Friday, 12 August 2016

Matuchek Escapes

Poul Anderson, Operation Chaos (New York, 1995), pp. 27-33.

The next thing that happens to Steve Matuchek, after he opens his eyes, is that he is interrogated by an enemy leader but then makes a break for it, fights his way out of a room full of armed guards, jumps through a window and escapes. That sort of thing happens quite frequently - implausibly frequently? - in Poul Anderson's fiction, action-adventure being one of his sub-genres. An Anderson hero, if held at gun point, has to be able to grab the gun, knock out the guard and run.

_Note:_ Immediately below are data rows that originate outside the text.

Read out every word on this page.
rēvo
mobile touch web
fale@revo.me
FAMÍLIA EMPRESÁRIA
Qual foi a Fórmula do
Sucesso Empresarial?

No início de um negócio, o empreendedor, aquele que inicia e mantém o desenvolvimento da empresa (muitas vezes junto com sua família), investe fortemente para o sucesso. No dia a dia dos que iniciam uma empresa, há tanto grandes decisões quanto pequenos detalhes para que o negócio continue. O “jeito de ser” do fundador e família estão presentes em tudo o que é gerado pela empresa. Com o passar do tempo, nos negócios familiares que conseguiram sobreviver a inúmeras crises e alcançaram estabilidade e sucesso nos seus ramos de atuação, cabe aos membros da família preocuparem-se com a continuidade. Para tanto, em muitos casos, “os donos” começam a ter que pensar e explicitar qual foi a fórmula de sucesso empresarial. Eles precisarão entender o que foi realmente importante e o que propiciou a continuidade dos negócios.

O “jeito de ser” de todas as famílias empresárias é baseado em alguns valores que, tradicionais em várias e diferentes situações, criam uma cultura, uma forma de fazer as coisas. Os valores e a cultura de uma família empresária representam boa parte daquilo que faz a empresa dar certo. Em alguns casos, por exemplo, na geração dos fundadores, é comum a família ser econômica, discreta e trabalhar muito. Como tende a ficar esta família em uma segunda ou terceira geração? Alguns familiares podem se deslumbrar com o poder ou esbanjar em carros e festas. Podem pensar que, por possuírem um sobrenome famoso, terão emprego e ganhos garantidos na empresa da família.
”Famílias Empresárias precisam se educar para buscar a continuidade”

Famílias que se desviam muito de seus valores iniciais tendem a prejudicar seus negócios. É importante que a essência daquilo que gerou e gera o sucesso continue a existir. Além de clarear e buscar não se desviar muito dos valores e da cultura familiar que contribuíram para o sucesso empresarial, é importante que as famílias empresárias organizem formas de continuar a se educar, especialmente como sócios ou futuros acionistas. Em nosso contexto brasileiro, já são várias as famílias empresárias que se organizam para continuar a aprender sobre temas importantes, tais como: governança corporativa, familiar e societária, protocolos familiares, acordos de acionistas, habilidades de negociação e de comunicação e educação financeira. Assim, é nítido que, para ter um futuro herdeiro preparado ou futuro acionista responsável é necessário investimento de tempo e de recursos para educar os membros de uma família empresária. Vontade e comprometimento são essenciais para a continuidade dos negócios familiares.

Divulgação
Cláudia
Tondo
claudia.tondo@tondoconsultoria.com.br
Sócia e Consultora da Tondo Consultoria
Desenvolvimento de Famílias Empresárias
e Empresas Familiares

Action-adventure fiction can have almost any setting - sf, fantasy, historical, Western etc. Some of Anderson's sf was written for magazines that specialized in "blood and thunder." Thus, we inherit his excellent "The Star Plunderer" about the escaped slave who founded the Terran Empire.

The Dominic Flandry series began as action-adventure, even rationalizing sword fights in a future age, but became an analysis of imperial decline. The Time Patrol presents living history and when, in less than half the stories, the Patrolmen must fight against time criminals with either swords or blasters, they do it very well.

1 comment:

  1. Kaor, Paul!

    When sternly examined, I can see why some might regard Steven Matuchek's escape as implausible. But Poul Anderson manages to make it seemed convincing to me. Perhaps it depends on the skill of a writer to make them work.

    I don't understand why you seem to find sword fighting a thousand years from now so unconvincing. After all, as Dominic Flandry said in "Tiger By The Tail": "My friend, you didn't study our decadence as thoroughly as you should have. Archaism accompanies it. SCIENTIFIC fencing is quite popular among us." And I'm sure Lancaster also has fencing enthusiasts!